Tim Butcher, whose Chasing the Devil we’ve just published, belongs to the latter—though in the end, like all great writers, he eludes classification. Subtitled A Journey Through Sub-Saharan Africa in the Footsteps of Graham Greene, it chronicles, with unnerving vividness, his trek—mostly on foot—through the jungles of Liberia. Like Redmond O’Hanlon’s In Trouble Again: A Journey Between the Orinoco and the Amazon—the title tells the story—Chasing the Devil is an account of a trip to hell. It even has a touch of our American master of misadventure Hunter Thompson’s “fear and loathing.”

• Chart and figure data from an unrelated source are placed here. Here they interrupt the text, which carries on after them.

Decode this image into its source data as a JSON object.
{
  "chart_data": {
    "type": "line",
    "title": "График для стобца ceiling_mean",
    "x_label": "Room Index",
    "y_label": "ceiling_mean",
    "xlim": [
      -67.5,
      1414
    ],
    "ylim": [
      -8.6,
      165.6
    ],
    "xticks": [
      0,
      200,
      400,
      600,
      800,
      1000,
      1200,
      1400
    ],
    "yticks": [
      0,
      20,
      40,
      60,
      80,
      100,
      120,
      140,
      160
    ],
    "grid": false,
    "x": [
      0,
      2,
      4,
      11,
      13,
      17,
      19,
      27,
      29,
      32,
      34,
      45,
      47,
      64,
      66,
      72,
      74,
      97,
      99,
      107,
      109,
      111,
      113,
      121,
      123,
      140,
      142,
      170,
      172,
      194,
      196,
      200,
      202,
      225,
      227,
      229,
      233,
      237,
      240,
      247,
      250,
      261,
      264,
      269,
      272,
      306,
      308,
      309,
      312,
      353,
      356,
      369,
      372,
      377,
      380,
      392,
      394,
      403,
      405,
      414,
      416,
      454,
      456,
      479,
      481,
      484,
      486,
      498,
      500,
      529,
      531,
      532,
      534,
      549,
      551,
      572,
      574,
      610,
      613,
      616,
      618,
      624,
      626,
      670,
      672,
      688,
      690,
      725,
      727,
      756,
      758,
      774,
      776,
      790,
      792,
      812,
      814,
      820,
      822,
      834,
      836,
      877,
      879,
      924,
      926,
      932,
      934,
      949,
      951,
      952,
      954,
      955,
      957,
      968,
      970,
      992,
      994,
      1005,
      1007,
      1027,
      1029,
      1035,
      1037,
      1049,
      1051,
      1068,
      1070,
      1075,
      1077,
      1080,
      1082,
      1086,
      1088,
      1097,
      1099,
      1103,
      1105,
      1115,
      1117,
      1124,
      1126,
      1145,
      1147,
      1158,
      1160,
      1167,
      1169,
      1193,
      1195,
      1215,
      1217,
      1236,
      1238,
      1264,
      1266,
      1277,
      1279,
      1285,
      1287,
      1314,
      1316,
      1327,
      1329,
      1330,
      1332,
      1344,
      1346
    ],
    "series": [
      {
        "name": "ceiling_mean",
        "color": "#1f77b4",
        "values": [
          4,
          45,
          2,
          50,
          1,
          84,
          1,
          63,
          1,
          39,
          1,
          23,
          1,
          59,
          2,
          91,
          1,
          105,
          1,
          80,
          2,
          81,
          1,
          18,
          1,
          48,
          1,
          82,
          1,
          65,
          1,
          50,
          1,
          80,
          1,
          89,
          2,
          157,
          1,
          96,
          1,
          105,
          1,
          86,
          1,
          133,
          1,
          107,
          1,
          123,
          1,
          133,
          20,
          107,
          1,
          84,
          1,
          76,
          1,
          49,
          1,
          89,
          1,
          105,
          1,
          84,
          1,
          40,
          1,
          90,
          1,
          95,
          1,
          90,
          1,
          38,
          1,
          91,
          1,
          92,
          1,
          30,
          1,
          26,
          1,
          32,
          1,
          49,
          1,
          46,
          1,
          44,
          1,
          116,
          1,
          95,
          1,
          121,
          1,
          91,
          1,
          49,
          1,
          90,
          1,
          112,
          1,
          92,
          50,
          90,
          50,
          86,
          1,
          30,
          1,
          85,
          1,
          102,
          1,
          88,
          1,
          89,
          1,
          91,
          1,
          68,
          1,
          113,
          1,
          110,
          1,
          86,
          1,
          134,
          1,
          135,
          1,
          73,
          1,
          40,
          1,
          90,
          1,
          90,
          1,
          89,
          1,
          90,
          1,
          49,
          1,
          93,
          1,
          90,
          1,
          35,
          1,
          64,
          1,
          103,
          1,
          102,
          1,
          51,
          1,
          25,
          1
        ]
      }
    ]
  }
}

Butcher, whose previous book Blood River was a bestseller in the UK, here returns to the continent he chronicled in following the legendary explorer H.M. Stanley’s perilous journey through the Congo; only this time he’s ventured even deeper into the Conradian Heart of Darkness. His nerve-rending encounters with witch doctors, crazed mercenaries, forgotten missionaries, and other human apparitions will both thrill you and make you glad you stayed home.
Its early fans are numerous and prominent. Anthony Bourdain lauds Butcher’s book “amazing as history, as anthropology, as a ripping yarn,” and Archbishop Tutu calls it “an inspirational account of humanity’s wonderful spirit to survive.” Paul Theroux, who should know, gives Chasing the Devil the highest plaudit of all: in his view, Butcher “in many ways goes deeper than Greene”—and deeper than that few want to go.